Exode - Sebastião Salgado (1)


Tyler Durden (*)

Le seul bruit que l'on entend est celui des semelles qui crissent sur le parquet et le ronronnement de l'air conditionné.
Ce n'est pas un consulat, c'est une exposition.

Comme des fantômes, les visiteurs glissent d'un cliché à un autre, en silence.
On hésite à parler, on s'efforce même de respirer doucement, au ralenti, Parfois, un sursaut trahit le silence, le choc est omniprésent.
Sacs aux dos, les badauds regardent la misère du monde s'afficher aux murs, dégouliner le long des parois.
L'horreur et la peur sont à chaque contour.
Toutefois, aucun cliché ne manque de dignité. L'objectif de Salgado n'est pas voyeur, il est fier et accusateur :

" L'humanité s'est mise en marche dans l'urgence et le chaos.

Ces dernières décennies, la pauvreté, les guerres et la répression ont délogé des centaines de millions de personnes dans le monde entiers. Certaines fuient pour sauver leur peau, d'autre risquent la leur pour échapper à la misère. (...) Chacune à sa manière, elles sont toutes à la merci de forces politiques ou économiques qui les dépassent.
(...)
Les évènements qui font aujourd'hui l'actualité internationale sont tous d'une certaine manière liés les uns aux autres. Il est impossible de ne pas être touché par l'aggravation de la fracture sociale, par la croissance démographique, la mécanisation de l'agriculture, la destruction de l'environnement ou l'exploitation du fanatisme à des fins politiques. Les personnes que l'on a arrachées à leurs domiciles ne sont que les victimes les plus visibles de ce bouleversement mondial.

Les photographies rassemblées dans cette exposition donnent à lire les moments tragiques, dramatiques ou héroïques qui font la texture de la vie des gens. Mais, prises dans leur ensemble, ces photos racontent aussi l'histoire de notre époque.
A défaut d'offrire des réponses, elles posent au moins une question :
Devons-nous, au moment d'entrer dans le futur, reléguer dans l'ombre une bonne partie de l'humanité ? "(2)

Ainsi, chaque visage porte son histoire et sa touche d'espoir. Lui n'a pas été enterré au milieu des camps de réfugiés !

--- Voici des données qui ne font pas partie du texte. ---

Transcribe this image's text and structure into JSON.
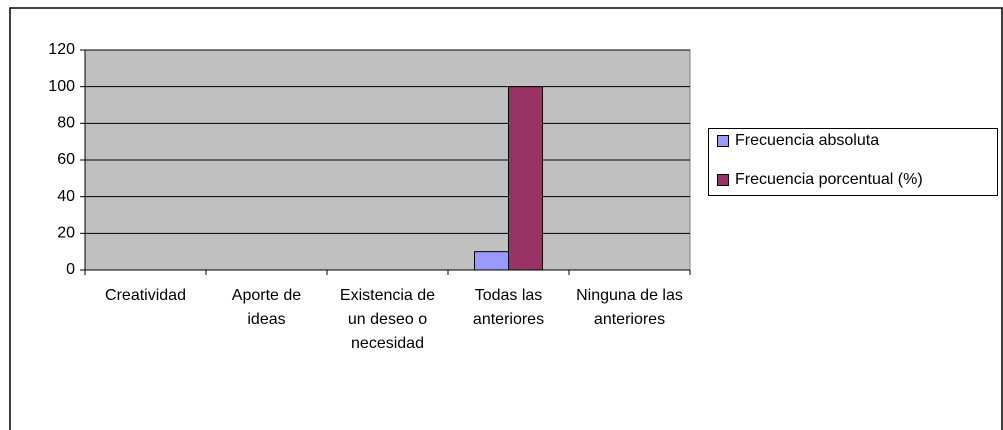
{
  "chart_data": {
    "type": "bar",
    "categories": [
      "Creatividad",
      "Aporte de ideas",
      "Existencia de un deseo o necesidad",
      "Todas las anteriores",
      "Ninguna de las anteriores"
    ],
    "series": [
      {
        "name": "Frecuencia absoluta",
        "color": "#9999ff",
        "values": [
          0,
          0,
          0,
          10,
          0
        ]
      },
      {
        "name": "Frecuencia porcentual (%)",
        "color": "#993366",
        "values": [
          0,
          0,
          0,
          100,
          0
        ]
      }
    ],
    "ylim": [
      0,
      120
    ],
    "yticks": [
      0,
      20,
      40,
      60,
      80,
      100,
      120
    ],
    "grid": true,
    "legend": "right"
  }
}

On voit des enfants danser et jouer derrière les barbelés d'un camp, d'autres nous fixer l'air de nous demander ce que nous regardons.
Il y a aussi cette image : sur le bord d'une route rouandaise, le carnage, et en face, les vivants qui fuient... la vie passe bien souvent à côté de la mort.

Les visiteurs passent ainsi sur la douleur du monde, devant des photographies aux allures de gravures de notre temps qui, avant d'informer, parlent, interpellent et toujours dérangent. Soudain, l'un des spectateurs porte sa main à la bouche, écarquille les yeux, ne voulant pas y croire. Pourtant si, ce sont bien des cadavres ou des corps faméliques mis en scène par la tragédie de la guerre ou de l'exode.

De l'entrée à la sortie, les sourires s'estompent et font place à des mines graves et des yeux chargés de douleur et de frayeur.

Et pourtant, au dehors, il fait beau, le ronron du climatiseur est remplacé par celui des moteurs et la vie reprend son cours, indifférente.

1 Sebastião Salgado est un des plus grands photographes actuels. Il a travaillé pendant près de quinze ans pour la légendaire agence Magnum. Il a publié différents ouvrages dont le plus important et le plus célèbre est " Workers ".

2 Texte d'introduction à l'exposition " Exode ", regroupant environs trois cent clichés pris aux quatre coins de la terre, au fil des guerres et des fuites marquant notre monde. Le catalogue de l'exposition est disponible aux éditions de La Martinière.

* Tyler Durden est un pseudonyme. L'identité de l'auteur est connue de la rédaction.